Local police agreed that robbery was an unlikely motive and that opponents from outside the area were the most likely culprits. Investigations were continuing at press time.
Finally, anti-Christian mobs in Vakarai, eastern Batticaloa district, intimidated church members gathering for several worship services during Holy Week.
“What can we do?” pastor Kanagalingam Muraleetharan told Compass. “The authorities and the police say we have the right to worship, but the reality is that people are threatened.”
The Easter incidents are the latest in a long series of attacks against churches and Christian individuals in recent years, many of them instigated by Buddhist monks who decry the growth of Christianity in the country.
Members of Sri Lanka’s Parliament may soon enact an anti-conversion bill designed to restrict religious conversions. Human rights organizations and Christian groups have criticized the vague terminology of the legislation that, if passed, may invite misapplication against religious activity.

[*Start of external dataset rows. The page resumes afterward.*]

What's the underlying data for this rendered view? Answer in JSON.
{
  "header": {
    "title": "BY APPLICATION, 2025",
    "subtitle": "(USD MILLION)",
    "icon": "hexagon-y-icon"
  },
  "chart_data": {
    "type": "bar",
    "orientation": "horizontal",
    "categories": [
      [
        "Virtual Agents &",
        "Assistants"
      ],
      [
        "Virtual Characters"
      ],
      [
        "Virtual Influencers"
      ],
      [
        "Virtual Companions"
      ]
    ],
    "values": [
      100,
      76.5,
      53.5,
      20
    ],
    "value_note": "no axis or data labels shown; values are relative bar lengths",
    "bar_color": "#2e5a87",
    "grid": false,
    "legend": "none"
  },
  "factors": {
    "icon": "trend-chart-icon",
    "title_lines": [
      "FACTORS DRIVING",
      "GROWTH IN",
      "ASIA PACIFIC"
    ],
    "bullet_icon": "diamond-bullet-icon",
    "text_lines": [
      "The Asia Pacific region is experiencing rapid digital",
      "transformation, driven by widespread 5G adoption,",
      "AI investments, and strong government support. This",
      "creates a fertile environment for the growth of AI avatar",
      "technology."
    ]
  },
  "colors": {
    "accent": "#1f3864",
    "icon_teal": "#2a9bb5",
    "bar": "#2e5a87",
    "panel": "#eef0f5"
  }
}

The draft “Bill for the Prohibition of Forcible Conversions” was referred to a consultative committee of the Ministry of Religious Affairs in February for further deliberation, prior to a final reading and vote. (See http://www.compassdirect.org, “Parliament to Vote on Anti-Conversion Laws,” Jan. 26.)
According to the most recent government census, Protestant Christians number less than 1 percent of the total population in Sri Lanka, but they remain the primary target of religiously motivated violence and intimidation.